暑さ対策グッズとして持参するのは、大きめのバスタオル、冷却グッズ「ヒヤロン」2~3個、冷凍させたペットボトル入りスポーツドリンク3~4本、漢方薬。鑑賞前には、日焼け止めもしっかり塗る。

フェス会場に、凍っている飲食物はあまりないという。飲み物は暑さですぐにぬるくなるため、凍らせたものを持って行くことがポイント。飲むだけでなく、体の冷却にも使用する。「凍らせたペットボトルで、首の後ろを冷やしたりしています」。保冷効果を高めるため、凍らせたスポーツドリンクを保冷ホルダーに入れ、さらに小型クーラーボックスに入れることも大事だという。

村井さんの暑さ対策グッズ。上から時計回りにクーラーボックス、漢方薬、冷却パック「ヒヤロン」、ペットボトル用保冷袋、大きめのタオル
村井さんの暑さ対策グッズ。上から時計回りにクーラーボックス、漢方薬、冷却パック「ヒヤロン」、ペットボトル用保冷袋、大きめのタオル

バスタオルも「必須」と力説する。熱を遮断するために、頭からかぶる。「日差しがかなりキツいので、頭だけでなく、肩も日を遮ることが大事です」。「ヒヤロン」は具合が悪くなりそうだと感じた時の緊急用。漢方薬は暑さで頭が痛くなりかけた際の「お守り」として持参する。

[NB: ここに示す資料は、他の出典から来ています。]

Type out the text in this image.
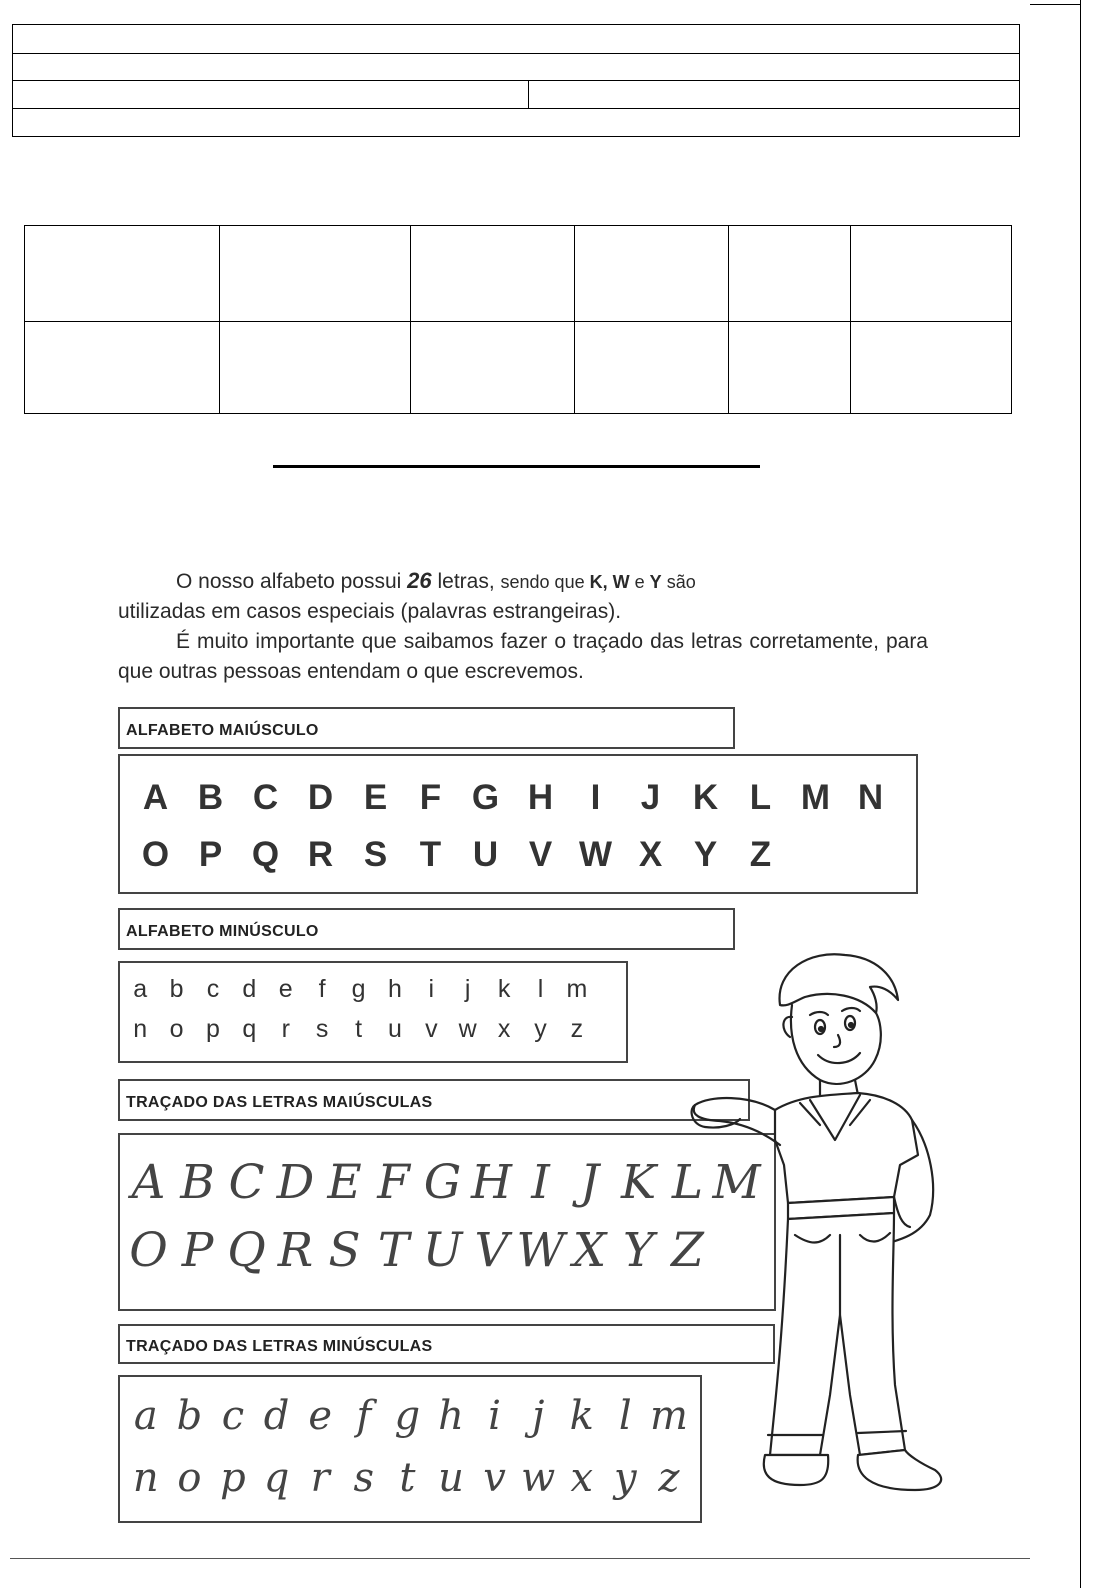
O nosso alfabeto possui 26 letras, sendo que K, W e Y são

utilizadas em casos especiais (palavras estrangeiras).

É muito importante que saibamos fazer o traçado das letras corretamente, para que outras pessoas entendam o que escrevemos.

ALFABETO MAIÚSCULO
A B C D E F G H	I	J K L M N
O P Q R S T U V W X Y Z
ALFABETO MINÚSCULO
a b c d e	f	g h	i	j	k	l m
n o p q	r	s	t	u v w x y z
TRAÇADO DAS LETRAS MAIÚSCULAS
A B C D E F G H I J K L M
O P Q R S T U V W X Y Z
TRAÇADO DAS LETRAS MINÚSCULAS
a b c d e f g h i j k l m
n o p q r s t u v w x y z
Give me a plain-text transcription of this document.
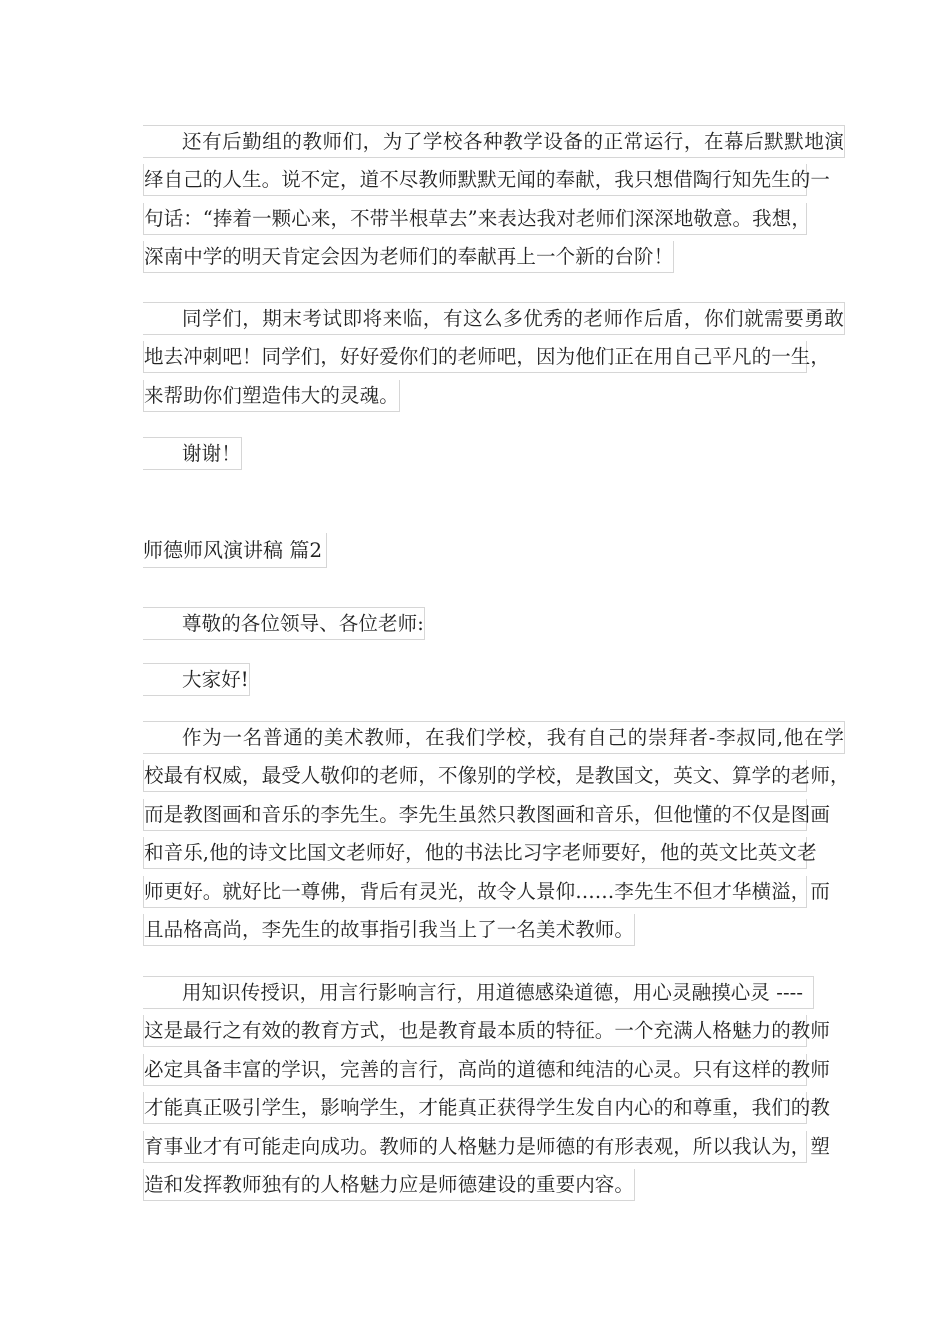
还有后勤组的教师们，为了学校各种教学设备的正常运行，在幕后默默地演
绎自己的人生。说不定，道不尽教师默默无闻的奉献，我只想借陶行知先生的一
句话：“捧着一颗心来，不带半根草去”来表达我对老师们深深地敬意。我想，
深南中学的明天肯定会因为老师们的奉献再上一个新的台阶！
同学们，期末考试即将来临，有这么多优秀的老师作后盾，你们就需要勇敢
地去冲刺吧！同学们，好好爱你们的老师吧，因为他们正在用自己平凡的一生，
来帮助你们塑造伟大的灵魂。
谢谢！
师德师风演讲稿 篇2
尊敬的各位领导、各位老师:
大家好!
作为一名普通的美术教师，在我们学校，我有自己的崇拜者-李叔同,他在学
校最有权威，最受人敬仰的老师，不像别的学校，是教国文，英文、算学的老师，
而是教图画和音乐的李先生。李先生虽然只教图画和音乐，但他懂的不仅是图画
和音乐,他的诗文比国文老师好，他的书法比习字老师要好，他的英文比英文老
师更好。就好比一尊佛，背后有灵光，故令人景仰……李先生不但才华横溢，而
且品格高尚，李先生的故事指引我当上了一名美术教师。
用知识传授识，用言行影响言行，用道德感染道德，用心灵融摸心灵 ----
这是最行之有效的教育方式，也是教育最本质的特征。一个充满人格魅力的教师
必定具备丰富的学识，完善的言行，高尚的道德和纯洁的心灵。只有这样的教师
才能真正吸引学生，影响学生，才能真正获得学生发自内心的和尊重，我们的教
育事业才有可能走向成功。教师的人格魅力是师德的有形表观，所以我认为，塑
造和发挥教师独有的人格魅力应是师德建设的重要内容。
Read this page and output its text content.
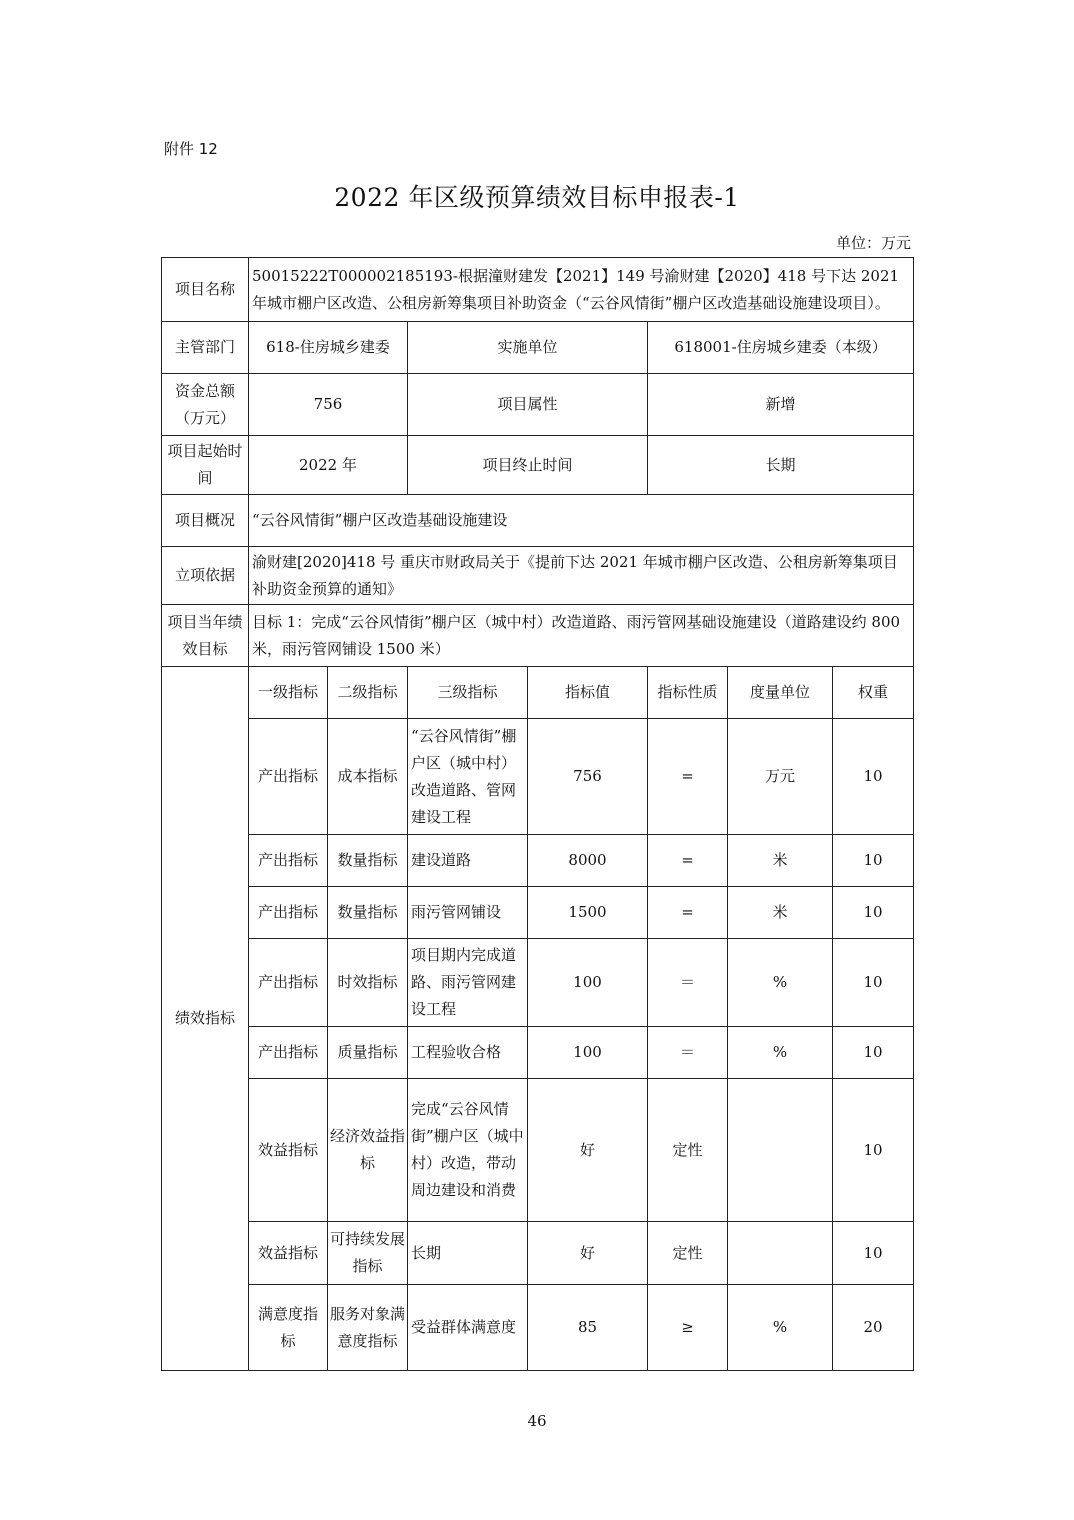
附件 12
2022 年区级预算绩效目标申报表-1
单位：万元
项目名称	50015222T000002185193-根据潼财建发【2021】149 号渝财建【2020】418 号下达 2021 年城市棚户区改造、公租房新筹集项目补助资金（“云谷风情街”棚户区改造基础设施建设项目）。						
主管部门	618-住房城乡建委		实施单位		618001-住房城乡建委（本级）		
资金总额（万元）	756		项目属性		新增		
项目起始时间	2022 年		项目终止时间		长期		
项目概况	“云谷风情街”棚户区改造基础设施建设						
立项依据	渝财建[2020]418 号 重庆市财政局关于《提前下达 2021 年城市棚户区改造、公租房新筹集项目补助资金预算的通知》						
项目当年绩效目标	目标 1：完成“云谷风情街”棚户区（城中村）改造道路、雨污管网基础设施建设（道路建设约 800 米，雨污管网铺设 1500 米）						
绩效指标	一级指标	二级指标	三级指标	指标值	指标性质	度量单位	权重
	产出指标	成本指标	“云谷风情街”棚户区（城中村）改造道路、管网建设工程	756	=	万元	10
	产出指标	数量指标	建设道路	8000	=	米	10
	产出指标	数量指标	雨污管网铺设	1500	=	米	10
	产出指标	时效指标	项目期内完成道路、雨污管网建设工程	100	＝	%	10
	产出指标	质量指标	工程验收合格	100	＝	%	10
	效益指标	经济效益指标	完成“云谷风情街”棚户区（城中村）改造，带动周边建设和消费	好	定性		10
	效益指标	可持续发展指标	长期	好	定性		10
	满意度指标	服务对象满意度指标	受益群体满意度	85	≥	%	20
46
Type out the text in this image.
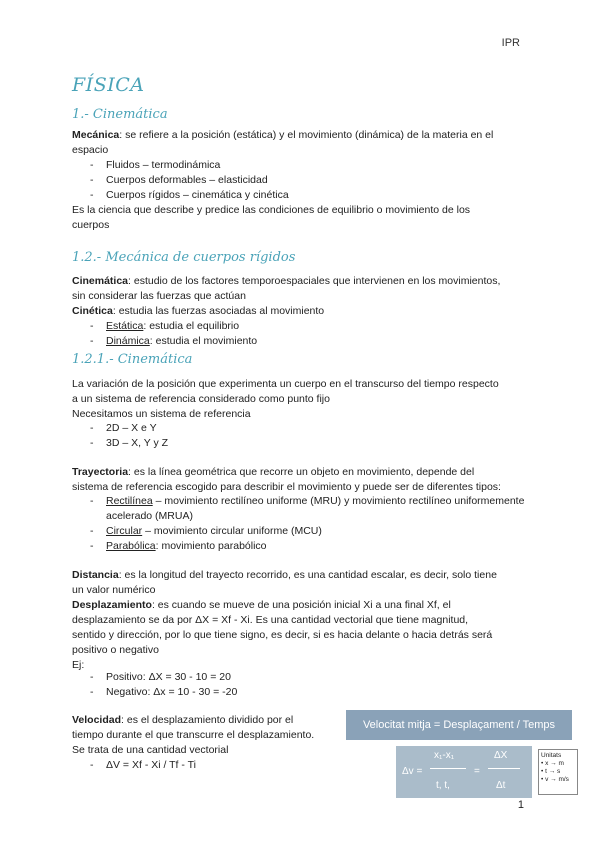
IPR
FÍSICA
1.- Cinemática
Mecánica: se refiere a la posición (estática) y el movimiento (dinámica) de la materia en el
espacio
- Fluidos – termodinámica
- Cuerpos deformables – elasticidad
- Cuerpos rígidos – cinemática y cinética
Es la ciencia que describe y predice las condiciones de equilibrio o movimiento de los
cuerpos
1.2.- Mecánica de cuerpos rígidos
Cinemática: estudio de los factores temporoespaciales que intervienen en los movimientos,
sin considerar las fuerzas que actúan
Cinética: estudia las fuerzas asociadas al movimiento
- Estática: estudia el equilibrio
- Dinámica: estudia el movimiento
1.2.1.- Cinemática
La variación de la posición que experimenta un cuerpo en el transcurso del tiempo respecto
a un sistema de referencia considerado como punto fijo
Necesitamos un sistema de referencia
- 2D – X e Y
- 3D – X, Y y Z
Trayectoria: es la línea geométrica que recorre un objeto en movimiento, depende del
sistema de referencia escogido para describir el movimiento y puede ser de diferentes tipos:
- Rectilínea – movimiento rectilíneo uniforme (MRU) y movimiento rectilíneo uniformemente acelerado (MRUA)
- Circular – movimiento circular uniforme (MCU)
- Parabólica: movimiento parabólico
Distancia: es la longitud del trayecto recorrido, es una cantidad escalar, es decir, solo tiene
un valor numérico
Desplazamiento: es cuando se mueve de una posición inicial Xi a una final Xf, el
desplazamiento se da por ΔX = Xf - Xi. Es una cantidad vectorial que tiene magnitud,
sentido y dirección, por lo que tiene signo, es decir, si es hacia delante o hacia detrás será
positivo o negativo
Ej:
- Positivo: ΔX = 30 - 10 = 20
- Negativo: Δx = 10 - 30 = -20
Velocidad: es el desplazamiento dividido por el
tiempo durante el que transcurre el desplazamiento.
Se trata de una cantidad vectorial
- ΔV = Xf - Xi / Tf - Ti
Velocitat mitja = Desplaçament / Temps
Δv =
x₁-x₁
t, t,
=
ΔX
Δt
Unitats
• x → m
• t → s
• v → m/s
1
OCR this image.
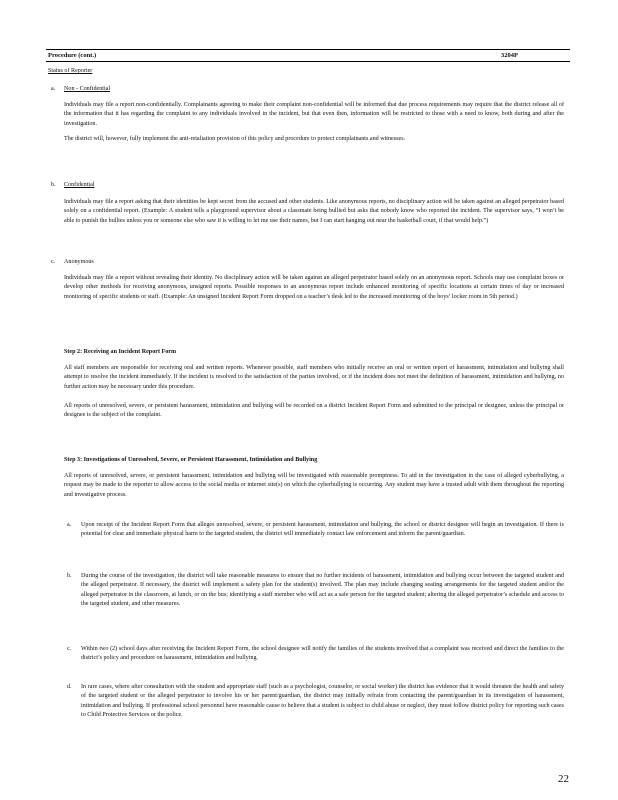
Procedure (cont.)	3204P
Status of Reporter
a. Non - Confidential

Individuals may file a report non-confidentially. Complainants agreeing to make their complaint non-confidential will be informed that due process requirements may require that the district release all of the information that it has regarding the complaint to any individuals involved in the incident, but that even then, information will be restricted to those with a need to know, both during and after the investigation.

The district will, however, fully implement the anti-retaliation provision of this policy and procedure to protect complainants and witnesses.

b. Confidential

Individuals may file a report asking that their identities be kept secret from the accused and other students. Like anonymous reports, no disciplinary action will be taken against an alleged perpetrator based solely on a confidential report. (Example: A student tells a playground supervisor about a classmate being bullied but asks that nobody know who reported the incident. The supervisor says, “I won’t be able to punish the bullies unless you or someone else who saw it is willing to let me use their names, but I can start hanging out near the basketball court, if that would help.”)

c. Anonymous

Individuals may file a report without revealing their identity. No disciplinary action will be taken against an alleged perpetrator based solely on an anonymous report. Schools may use complaint boxes or develop other methods for receiving anonymous, unsigned reports. Possible responses to an anonymous report include enhanced monitoring of specific locations at certain times of day or increased monitoring of specific students or staff. (Example: An unsigned Incident Report Form dropped on a teacher’s desk led to the increased monitoring of the boys’ locker room in 5th period.)

Step 2: Receiving an Incident Report Form

All staff members are responsible for receiving oral and written reports. Whenever possible, staff members who initially receive an oral or written report of harassment, intimidation and bullying shall attempt to resolve the incident immediately. If the incident is resolved to the satisfaction of the parties involved, or if the incident does not meet the definition of harassment, intimidation and bullying, no further action may be necessary under this procedure.

All reports of unresolved, severe, or persistent harassment, intimidation and bullying will be recorded on a district Incident Report Form and submitted to the principal or designee, unless the principal or designee is the subject of the complaint.

Step 3: Investigations of Unresolved, Severe, or Persistent Harassment, Intimidation and Bullying
All reports of unresolved, severe, or persistent harassment, intimidation and bullying will be investigated with reasonable promptness. To aid in the investigation in the case of alleged cyberbullying, a request may be made to the reporter to allow access to the social media or internet site(s) on which the cyberbullying is occurring. Any student may have a trusted adult with them throughout the reporting and investigative process.
a. Upon receipt of the Incident Report Form that alleges unresolved, severe, or persistent harassment, intimidation and bullying, the school or district designee will begin an investigation. If there is potential for clear and immediate physical harm to the targeted student, the district will immediately contact law enforcement and inform the parent/guardian.
b. During the course of the investigation, the district will take reasonable measures to ensure that no further incidents of harassment, intimidation and bullying occur between the targeted student and the alleged perpetrator. If necessary, the district will implement a safety plan for the student(s) involved. The plan may include changing seating arrangements for the targeted student and/or the alleged perpetrator in the classroom, at lunch, or on the bus; identifying a staff member who will act as a safe person for the targeted student; altering the alleged perpetrator’s schedule and access to the targeted student, and other measures.
c. Within two (2) school days after receiving the Incident Report Form, the school designee will notify the families of the students involved that a complaint was received and direct the families to the district’s policy and procedure on harassment, intimidation and bullying.
d. In rare cases, where after consultation with the student and appropriate staff (such as a psychologist, counselor, or social worker) the district has evidence that it would threaten the health and safety of the targeted student or the alleged perpetrator to involve his or her parent/guardian, the district may initially refrain from contacting the parent/guardian in its investigation of harassment, intimidation and bullying. If professional school personnel have reasonable cause to believe that a student is subject to child abuse or neglect, they must follow district policy for reporting such cases to Child Protective Services or the police.
22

野外フェスは朝から夜まで行われている。日陰での休憩もポイントに挙げた。「基本的に日陰があります。無理して見ようと欲張らず、会場を楽しむくらいの気持ちを持った方がいい。1時間、頑張っても2~3時間ライブを楽しんだら、20~30分は日陰で休憩を取る。休憩を取らないと体力を消耗してしまいます」と休憩の大切さも強調した。

人工雪マシン1日5回

5日間で約30万人以上の動員を見込む大型野外フェスティバル「ロック・イン・ジャパン」(茨城県・国営ひたち海浜公園、8月3、4、10~12日)は、昨年から人工雪マシンを導入した。1日約5回雪を降らせ、今年は5日間で約25トンの氷を使用予定。担当者は「暑さを少しでも和らげること、そして楽しんでいただきたいと、夏に雪を降らせる意外性も含めて始めました」と説明。昨年は観客から「次は何時からなのか」と聞かれるなど、大好評だったという。

ほか、ミストシャワーを全7カ所、メッシュ生地などの日よけテントを3カ所設置する。波形のテントもある。担当者は「風にも強いので使い勝手も良い」とした。テントだけで約2000平方メートルの日陰を作る予定。